E ste texto vai ser diferente dos que costumo escrever aqui. Não vai ser cheio de estatísticas ou teorias. Quero contar uma história. Não sobre os grandes figurões que ligam a minha história à sua. Quero contar uma história que é só minha mesmo, totalmente pessoal. Chega mais.

Você lembra da primeira eleição que você acompanhou? Mesmo sem saber direito o que tava acontecendo, tenta lembrar da primeira vez que você viu seus pais pegando santinho na rua, comentando sobre quem queriam votar, do dia da eleição. A minha primeira foi a de 2006, Alckmin e Lula — àquela época, rivais. Lembro de assistir a um dos últimos debates do segundo turno, na TV tijolão minúscula da nossa antiga casa de praia. Também lembro de ir votar com minha mãe e de acompanhar a apuração nos intervalos do Faustão, em pé no meio do sofá da sala, sem entender absolutamente nada.

Lembro também de outra votação antes dessa: o referendo do desarmamento, em 2005. Pra quem não pegou essa época, foi o dia que os brasileiros foram pra urna escolher se o Brasil iria ou não mudar as regras para posse de armas de fogo. Nesse eu lembro de ver as propagandas do “sim” e do “não” em quase todo intervalo na TV. Também lembro que tinha uma divergência na minha casa. Lembro de votar com minha mãe também. Eu tinha 5 anos. É uma coisa que eu certamente teria esquecido, se não fosse a cultura que minha família criou em torno do voto — e que muitas famílias brasileiras também criaram.

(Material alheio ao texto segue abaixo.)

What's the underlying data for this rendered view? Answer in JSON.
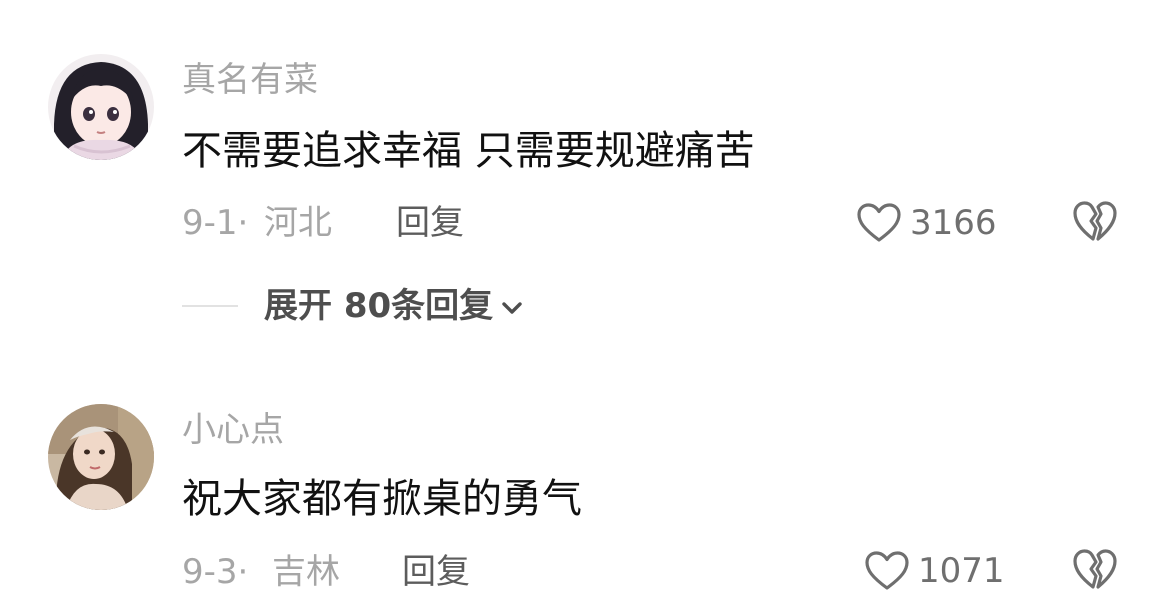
{
  "comments": [
    {
      "username": "真名有菜",
      "content": "不需要追求幸福 只需要规避痛苦",
      "date": "9-1·",
      "location": "河北",
      "reply_label": "回复",
      "like_count": "3166",
      "expand_replies_label": "展开 80条回复"
    },
    {
      "username": "小心点",
      "content": "祝大家都有掀桌的勇气",
      "date": "9-3·",
      "location": "吉林",
      "reply_label": "回复",
      "like_count": "1071"
    }
  ],
  "icons": {
    "like": "heart-outline-icon",
    "dislike": "broken-heart-icon",
    "expand": "chevron-down-icon"
  },
  "colors": {
    "text_primary": "#111111",
    "text_secondary": "#a6a6a6",
    "reply": "#5c5c5c",
    "icon": "#6f6f6f"
  }
}
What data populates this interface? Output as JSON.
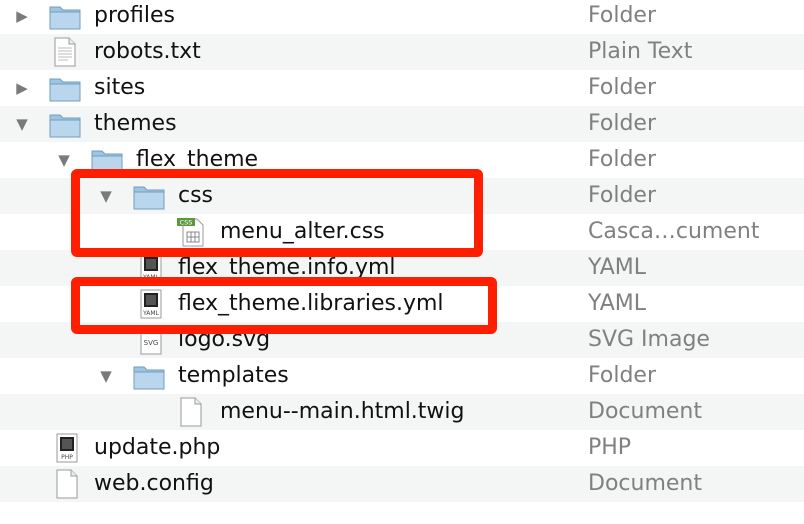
{
  "highlight_color": "#ff1f00",
  "rows": [
    {
      "name": "profiles",
      "kind": "Folder",
      "icon": "folder-icon",
      "disclosure": "collapsed"
    },
    {
      "name": "robots.txt",
      "kind": "Plain Text",
      "icon": "text-file-icon",
      "disclosure": "none"
    },
    {
      "name": "sites",
      "kind": "Folder",
      "icon": "folder-icon",
      "disclosure": "collapsed"
    },
    {
      "name": "themes",
      "kind": "Folder",
      "icon": "folder-icon",
      "disclosure": "expanded"
    },
    {
      "name": "flex_theme",
      "kind": "Folder",
      "icon": "folder-icon",
      "disclosure": "expanded"
    },
    {
      "name": "css",
      "kind": "Folder",
      "icon": "folder-icon",
      "disclosure": "expanded"
    },
    {
      "name": "menu_alter.css",
      "kind": "Casca…cument",
      "icon": "css-file-icon",
      "disclosure": "none",
      "badge": "CSS"
    },
    {
      "name": "flex_theme.info.yml",
      "kind": "YAML",
      "icon": "yaml-file-icon",
      "disclosure": "none",
      "badge": "YAML"
    },
    {
      "name": "flex_theme.libraries.yml",
      "kind": "YAML",
      "icon": "yaml-file-icon",
      "disclosure": "none",
      "badge": "YAML"
    },
    {
      "name": "logo.svg",
      "kind": "SVG Image",
      "icon": "svg-file-icon",
      "disclosure": "none",
      "badge": "SVG"
    },
    {
      "name": "templates",
      "kind": "Folder",
      "icon": "folder-icon",
      "disclosure": "expanded"
    },
    {
      "name": "menu--main.html.twig",
      "kind": "Document",
      "icon": "document-icon",
      "disclosure": "none"
    },
    {
      "name": "update.php",
      "kind": "PHP",
      "icon": "php-file-icon",
      "disclosure": "none",
      "badge": "PHP"
    },
    {
      "name": "web.config",
      "kind": "Document",
      "icon": "document-icon",
      "disclosure": "none"
    }
  ]
}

Lula x Alckmin: a primeira eleição que tenho memória. Sim, naquele tempo os rivais apertavam as mãos e sorriam para as câmeras. Foto: Maurício Lima/AFP

Não sei como foi essa experiência pra quem tem 15, 16 ou 17 anos hoje, mas desde criança minha mãe sempre me levava pra apertar o ‘confirma’ com ela na urna. Dia de eleição era um evento aqui em casa — e isso era bastante comum no Brasil todo. A gente vota perto de casa, então ia todo mundo andando, no mesmo horário. Na última salinha do primeiro corredor da escola ficava a sessão eleitoral da minha mãe. Eu apertava os botões e escutava o barulhinho. Não sabia pra que que era aquilo e muito menos a importância daquele dia, mas era divertido. Essa sensação que todo mundo tinha de estar cumprindo um dever, mas de bom grado, com certa empolgação. Depois a gente voltava pra casa ou passava num restaurante e almoçava junto. De tarde, acompanhar apuração nos intervalos do Faustão.

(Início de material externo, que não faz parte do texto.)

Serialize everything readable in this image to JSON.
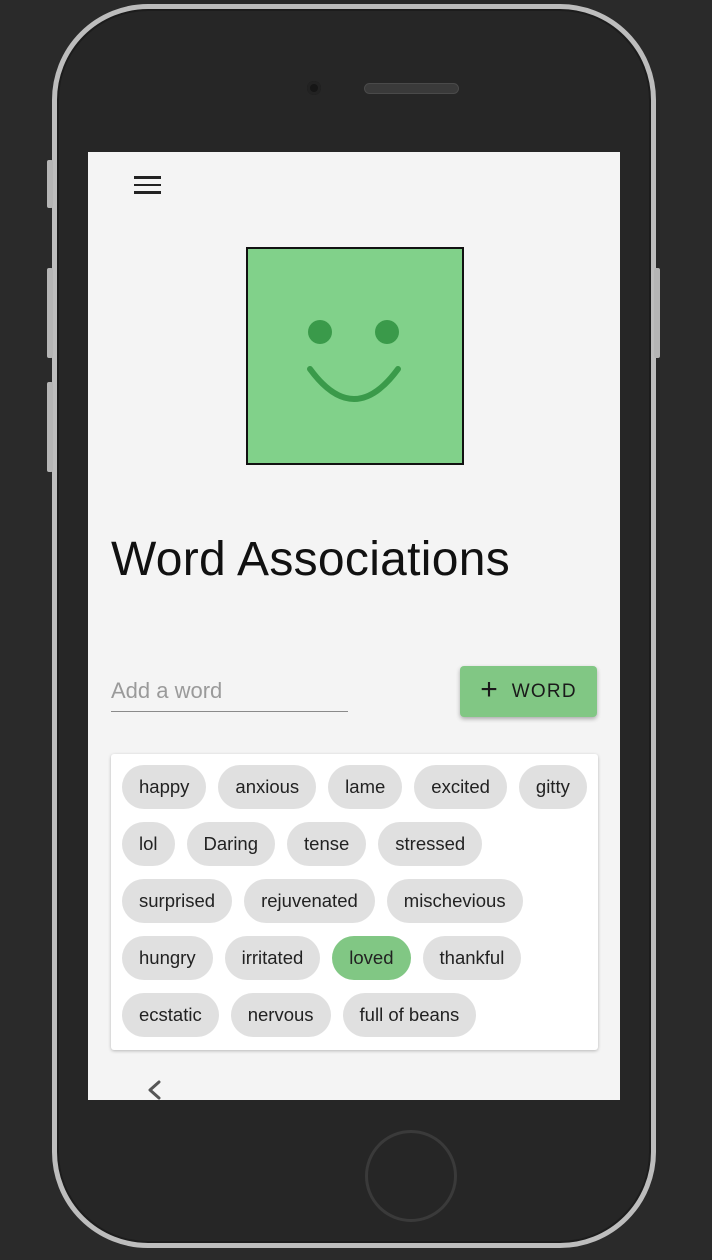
{
  "header": {
    "title": "Word Associations"
  },
  "input": {
    "placeholder": "Add a word"
  },
  "add_button": {
    "label": "WORD",
    "color": "#81c784"
  },
  "mood": {
    "face": "smile",
    "color": "#81d18a"
  },
  "chips": [
    {
      "label": "happy",
      "selected": false
    },
    {
      "label": "anxious",
      "selected": false
    },
    {
      "label": "lame",
      "selected": false
    },
    {
      "label": "excited",
      "selected": false
    },
    {
      "label": "gitty",
      "selected": false
    },
    {
      "label": "lol",
      "selected": false
    },
    {
      "label": "Daring",
      "selected": false
    },
    {
      "label": "tense",
      "selected": false
    },
    {
      "label": "stressed",
      "selected": false
    },
    {
      "label": "surprised",
      "selected": false
    },
    {
      "label": "rejuvenated",
      "selected": false
    },
    {
      "label": "mischevious",
      "selected": false
    },
    {
      "label": "hungry",
      "selected": false
    },
    {
      "label": "irritated",
      "selected": false
    },
    {
      "label": "loved",
      "selected": true
    },
    {
      "label": "thankful",
      "selected": false
    },
    {
      "label": "ecstatic",
      "selected": false
    },
    {
      "label": "nervous",
      "selected": false
    },
    {
      "label": "full of beans",
      "selected": false
    }
  ],
  "icons": {
    "menu": "hamburger-menu-icon",
    "add": "plus-icon",
    "back": "chevron-left-icon"
  }
}
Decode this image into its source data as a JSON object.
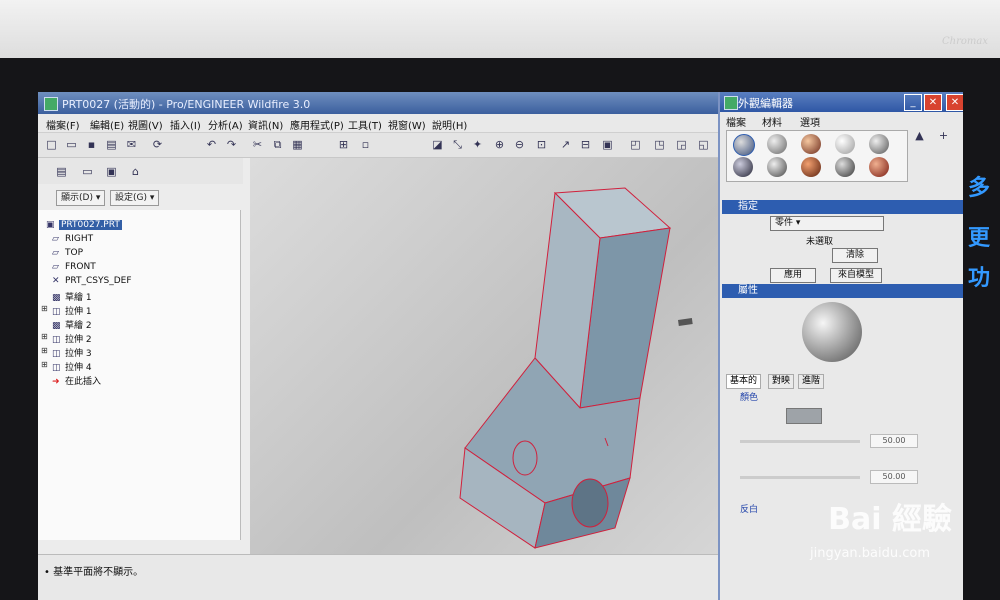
{
  "app": {
    "title": "PRT0027 (活動的) - Pro/ENGINEER Wildfire 3.0",
    "brand": "Chromax"
  },
  "menubar": {
    "items": [
      "檔案(F)",
      "編輯(E)",
      "視圖(V)",
      "插入(I)",
      "分析(A)",
      "資訊(N)",
      "應用程式(P)",
      "工具(T)",
      "視窗(W)",
      "說明(H)"
    ]
  },
  "left_panel": {
    "show_dropdown": "顯示(D) ▾",
    "settings_dropdown": "設定(G) ▾",
    "tree": [
      {
        "label": "PRT0027.PRT",
        "icon": "part-icon",
        "expandable": false,
        "root": true
      },
      {
        "label": "RIGHT",
        "icon": "datum-plane-icon",
        "expandable": false
      },
      {
        "label": "TOP",
        "icon": "datum-plane-icon",
        "expandable": false
      },
      {
        "label": "FRONT",
        "icon": "datum-plane-icon",
        "expandable": false
      },
      {
        "label": "PRT_CSYS_DEF",
        "icon": "csys-icon",
        "expandable": false
      },
      {
        "label": "草繪 1",
        "icon": "sketch-icon",
        "expandable": false
      },
      {
        "label": "拉伸 1",
        "icon": "extrude-icon",
        "expandable": true
      },
      {
        "label": "草繪 2",
        "icon": "sketch-icon",
        "expandable": false
      },
      {
        "label": "拉伸 2",
        "icon": "extrude-icon",
        "expandable": true
      },
      {
        "label": "拉伸 3",
        "icon": "extrude-icon",
        "expandable": true
      },
      {
        "label": "拉伸 4",
        "icon": "extrude-icon",
        "expandable": true
      },
      {
        "label": "在此插入",
        "icon": "insert-here-icon",
        "expandable": false
      }
    ]
  },
  "status": {
    "message": "• 基準平面將不顯示。"
  },
  "appearance_editor": {
    "title": "外觀編輯器",
    "menu": [
      "檔案",
      "材料",
      "選項"
    ],
    "assign_section": "指定",
    "assign_dropdown": "零件",
    "unselected_label": "未選取",
    "clear_button": "清除",
    "apply_button": "應用",
    "from_model_button": "來自模型",
    "properties_section": "屬性",
    "tabs": [
      "基本的",
      "對映",
      "進階"
    ],
    "color_label": "顏色",
    "reflection_label": "反白",
    "field_values": [
      "50.00",
      "50.00"
    ]
  },
  "watermark": {
    "main": "Bai 經驗",
    "sub": "jingyan.baidu.com"
  },
  "colors": {
    "titlebar": "#3b5f9e",
    "section_header": "#2d5db0",
    "model_edge": "#d0203c",
    "model_face": "#8aa2b4"
  }
}
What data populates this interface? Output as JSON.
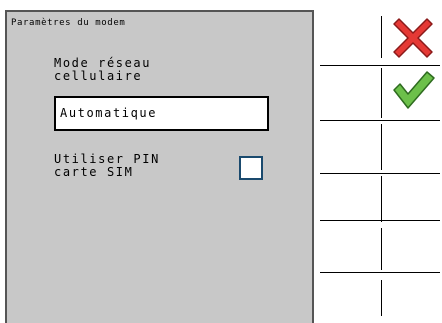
{
  "dialog": {
    "title": "Paramètres du modem",
    "network_mode_label": "Mode réseau\ncellulaire",
    "network_mode_value": "Automatique",
    "use_pin_label": "Utiliser PIN\ncarte SIM",
    "use_pin_checked": false
  },
  "softkeys": {
    "cancel_icon": "cancel-x-icon",
    "confirm_icon": "confirm-check-icon",
    "cancel_color": "#e53935",
    "confirm_color": "#6cc04a"
  },
  "colors": {
    "dialog_background": "#c8c8c8",
    "checkbox_border": "#1a4a6e"
  }
}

Minha família formou uma cultura ao redor do dia das eleições que boa parte das famílias brasileiras formou também. O voto é um dever, mas pras gerações antes da minha também era uma conquista. Nossos avós ficaram 21 anos sem votar pra presidente, muitos morreram em busca desse direito que hoje parece tão banal. O brasileiro não precisou ser ensinado sobre o valor do voto. Essa cultura foi, por quase três décadas, parte fundamental do que é ser brasileiro, da nossa identidade. Ano de copa é ano de eleição pra presidente e essa empolgação misturada com revolta era parte do ritual do que é ser a gente. Ainda é um pouco, mas isso tá se perdendo com o tempo, por uma série de motivos. E isso é triste. Esse direito que parece tão básico custou muito caro: custou a vida de milhares de brasileiros. Muita gente morreu pra gente poder apertar dois algarismos e um ‘confirma’ na urna eletrônica.

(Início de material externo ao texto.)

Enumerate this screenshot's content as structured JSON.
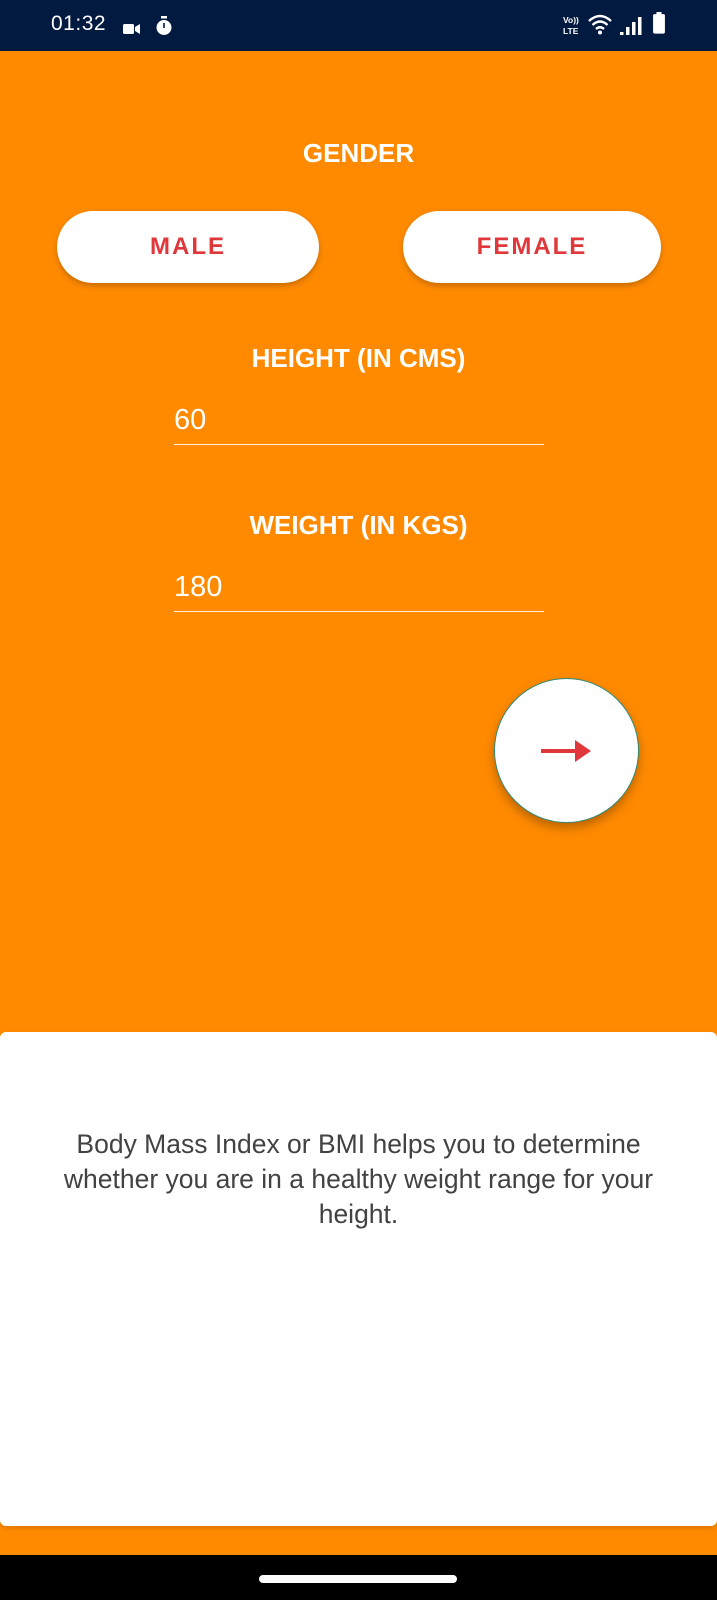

Comício das Diretas Já na Praça da Sé, em São Paulo, 1984. Foto: Reprodução

Em 2016, eu e um grupo de amigos saímos da escola e fomos pra um cartório eleitoral lá perto. Fizemos fila só pra perguntar tudo que a gente precisava fazer pra tirar o título e votar naquele ano. Era eleição municipal, só de prefeito e vereador, e a gente ainda nem sabia quem ia ser candidato. Uns dias depois eu voltei lá com a minha mãe, fiquei umas duas horas no cartório, preenchi uma penca de documentos e fiz meu título. Eu ainda nem tinha RG. Minha primeira identidade foi expedida em 6 de junho de 2016; o título de eleitor em 25 de abril. Sim, tive título de eleitor antes de ter carteira de identidade.

Pois é, naquela época — os tempos jurássicos de apenas seis anos atrás — pra fazer o título era uma baita burocracia ainda. 2016 tava mais perto de 1989 do que de 2022. Agora demora cinco minutos, dá pra fazer deitado na cama pelo celular. E mesmo com toda burocracia, a leva de eleitores entre 16 e 18 anos que votaram comigo em 2016 foi de mais de 2,3 milhões. Em janeiro deste ano, o Tribunal Superior Eleitoral só tinha registrado 730 mil eleitores nessa faixa etária. É o número mais baixo desde que os adolescentes passaram a poder votar. Em 2016, o número estava mais próximo de 1992 (3,2 milhões), 24 anos antes, do que de 2022, seis anos depois.

Mas eu não julgo os jovens que não querem votar hoje. Pra minha geração de eleitores — sim, eu sei que sou considerado da mesma geração dos jovens que estão aptos a tirarem o título este ano, mas nós somos de gerações de eleitores diferentes — foi fácil aprender a gostar de política. Quando eu tinha 13 anos estavam eclodindo as Jornadas de Junho de 2013. Tudo que lemos hoje nas matérias sobre aquela onda de protestos eu me lembro de assistir ao vivo. Até estive na concentração de uma manifestação, cheia daquelas máscaras de Guy Fawkes e tocando “Vem Pra Rua”, novamente com minha mãe, que me levou por saber o quanto aquilo era importante pra mim.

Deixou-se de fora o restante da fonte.